Recuerdo que uno de los carteles en la pared empezó a llamarme la atención porque, en tanto los demás cambiaban de un año a otro, aquel permanecía inamovible. Se trataba de un poster de Clerks (1994) el primer largometraje del norteamericano Kevin Smith, una comedia filmada en blanco y negro con un presupuesto irrisorio y actores desconocidos.

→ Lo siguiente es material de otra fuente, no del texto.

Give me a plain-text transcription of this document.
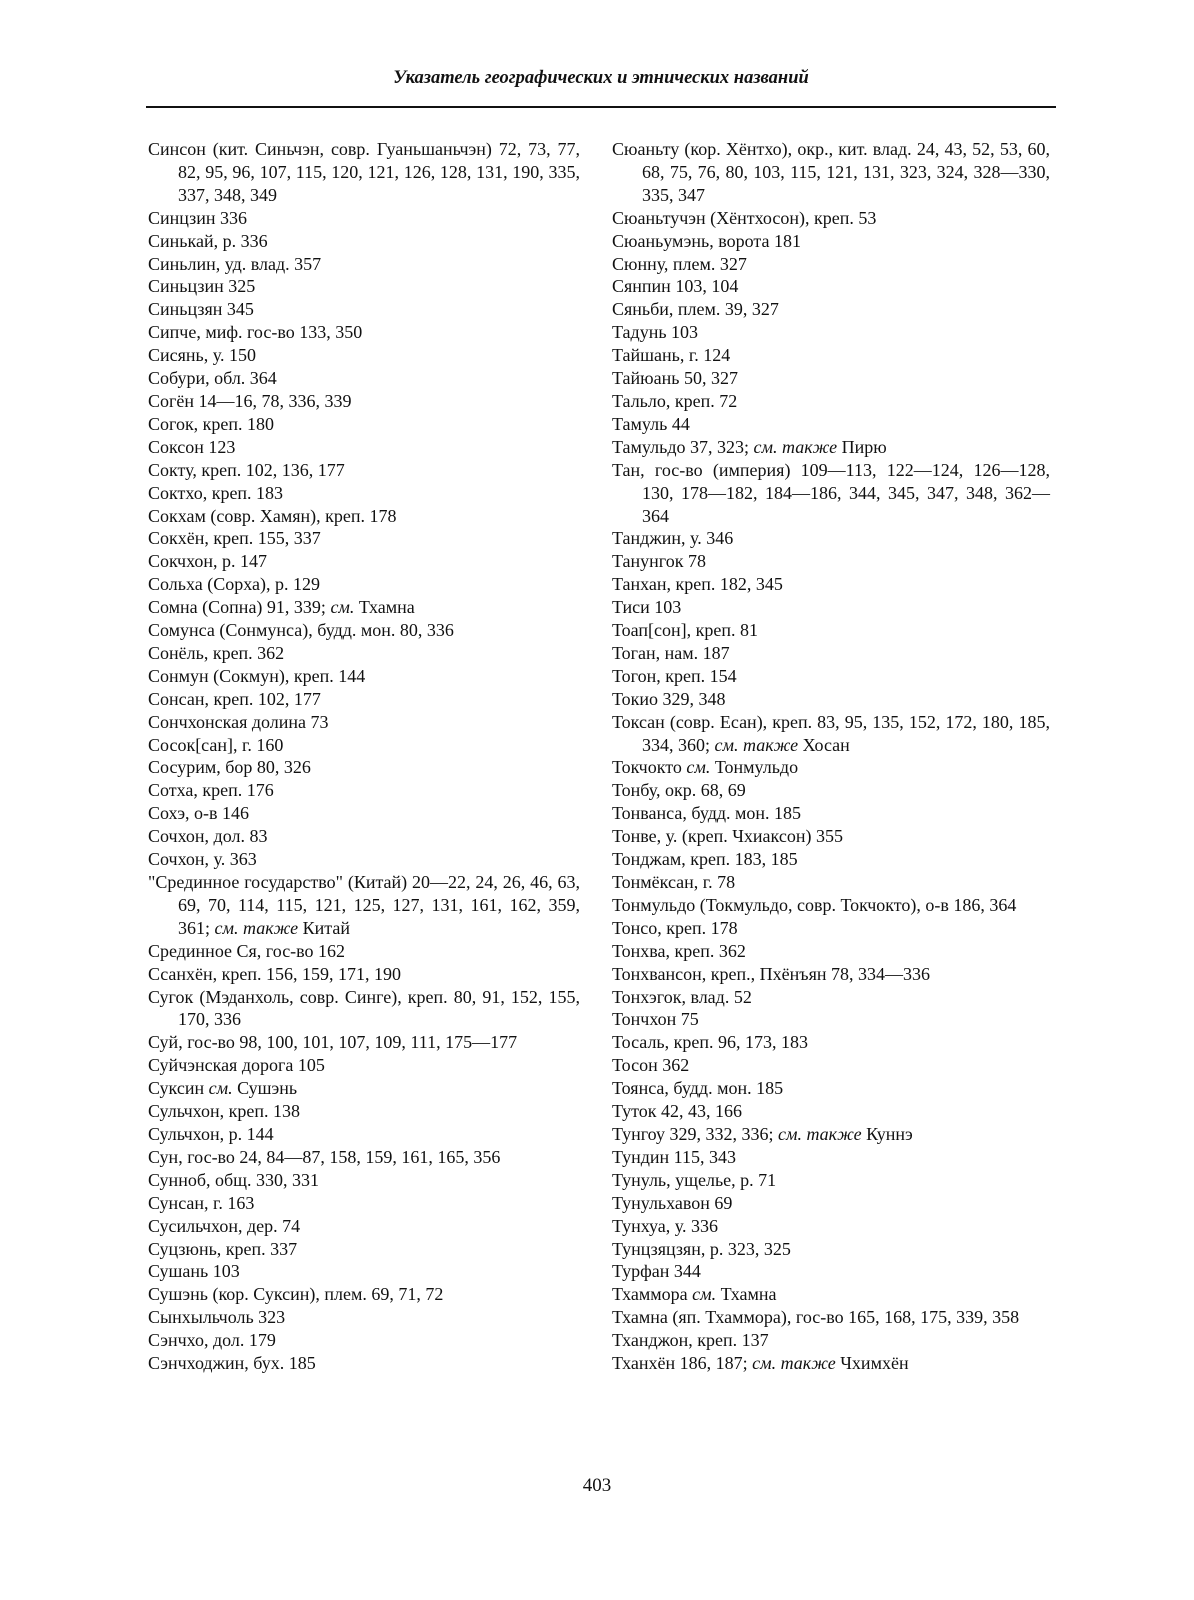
Указатель географических и этнических названий
Синсон (кит. Синьчэн, совр. Гуаньшаньчэн) 72, 73, 77, 82, 95, 96, 107, 115, 120, 121, 126, 128, 131, 190, 335, 337, 348, 349
Синцзин 336
Синькай, р. 336
Синьлин, уд. влад. 357
Синьцзин 325
Синьцзян 345
Сипче, миф. гос-во 133, 350
Сисянь, у. 150
Собури, обл. 364
Согён 14—16, 78, 336, 339
Согок, креп. 180
Соксон 123
Сокту, креп. 102, 136, 177
Соктхо, креп. 183
Сокхам (совр. Хамян), креп. 178
Сокхён, креп. 155, 337
Сокчхон, р. 147
Сольха (Сорха), р. 129
Сомна (Сопна) 91, 339; см. Тхамна
Сомунса (Сонмунса), будд. мон. 80, 336
Сонёль, креп. 362
Сонмун (Сокмун), креп. 144
Сонсан, креп. 102, 177
Сончхонская долина 73
Сосок[сан], г. 160
Сосурим, бор 80, 326
Сотха, креп. 176
Сохэ, о-в 146
Сочхон, дол. 83
Сочхон, у. 363
"Срединное государство" (Китай) 20—22, 24, 26, 46, 63, 69, 70, 114, 115, 121, 125, 127, 131, 161, 162, 359, 361; см. также Китай
Срединное Ся, гос-во 162
Ссанхён, креп. 156, 159, 171, 190
Сугок (Мэданхоль, совр. Синге), креп. 80, 91, 152, 155, 170, 336
Суй, гос-во 98, 100, 101, 107, 109, 111, 175—177
Суйчэнская дорога 105
Суксин см. Сушэнь
Сульчхон, креп. 138
Сульчхон, р. 144
Сун, гос-во 24, 84—87, 158, 159, 161, 165, 356
Сунноб, общ. 330, 331
Сунсан, г. 163
Сусильчхон, дер. 74
Суцзюнь, креп. 337
Сушань 103
Сушэнь (кор. Суксин), плем. 69, 71, 72
Сынхыльчоль 323
Сэнчхо, дол. 179
Сэнчходжин, бух. 185
Сюаньту (кор. Хёнтхо), окр., кит. влад. 24, 43, 52, 53, 60, 68, 75, 76, 80, 103, 115, 121, 131, 323, 324, 328—330, 335, 347
Сюаньтучэн (Хёнтхосон), креп. 53
Сюаньумэнь, ворота 181
Сюнну, плем. 327
Сянпин 103, 104
Сяньби, плем. 39, 327
Тадунь 103
Тайшань, г. 124
Тайюань 50, 327
Тальло, креп. 72
Тамуль 44
Тамульдо 37, 323; см. также Пирю
Тан, гос-во (империя) 109—113, 122—124, 126—128, 130, 178—182, 184—186, 344, 345, 347, 348, 362—364
Танджин, у. 346
Танунгок 78
Танхан, креп. 182, 345
Тиси 103
Тоап[сон], креп. 81
Тоган, нам. 187
Тогон, креп. 154
Токио 329, 348
Токсан (совр. Есан), креп. 83, 95, 135, 152, 172, 180, 185, 334, 360; см. также Хосан
Токчокто см. Тонмульдо
Тонбу, окр. 68, 69
Тонванса, будд. мон. 185
Тонве, у. (креп. Чхиаксон) 355
Тонджам, креп. 183, 185
Тонмёксан, г. 78
Тонмульдо (Токмульдо, совр. Токчокто), о-в 186, 364
Тонсо, креп. 178
Тонхва, креп. 362
Тонхвансон, креп., Пхёнъян 78, 334—336
Тонхэгок, влад. 52
Тончхон 75
Тосаль, креп. 96, 173, 183
Тосон 362
Тоянса, будд. мон. 185
Туток 42, 43, 166
Тунгоу 329, 332, 336; см. также Куннэ
Тундин 115, 343
Тунуль, ущелье, р. 71
Тунульхавон 69
Тунхуа, у. 336
Тунцзяцзян, р. 323, 325
Турфан 344
Тхаммора см. Тхамна
Тхамна (яп. Тхаммора), гос-во 165, 168, 175, 339, 358
Тханджон, креп. 137
Тханхён 186, 187; см. также Чхимхён
403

Cuando me decidí a preguntar, la respuesta me dejó boquiabierto: la película había generado una porción de fanáticos tan absolutamente fiel que, para complacerles, el Cinematograph la exhibía todos los meses en una fecha fija, y los fieles acudían a verla de nuevo en la oscuridad del cine sin importar que estuviera disponible en DVD.
Aunque, en mi opinión, Smith no ha hecho después nada a esa altura (y mucho sin altura alguna, incluidas Clerks II [2006] y Clerks III [2022]), la pieza de marras ha devenido auténtico objeto de culto: los fans necesitan no solo verla, sino integrarse a un ritual, a una cofradía, demostrarse mutuamente cuántos detalles recuerdan, cuántas claves desentrañaron. Y es que además de reafirmar la idea de que el éxito no necesariamente depende del dinero invertido, esta obra de Smith aportó un montón de frases ingeniosas y brillantes que sus devotos repiten como mantras.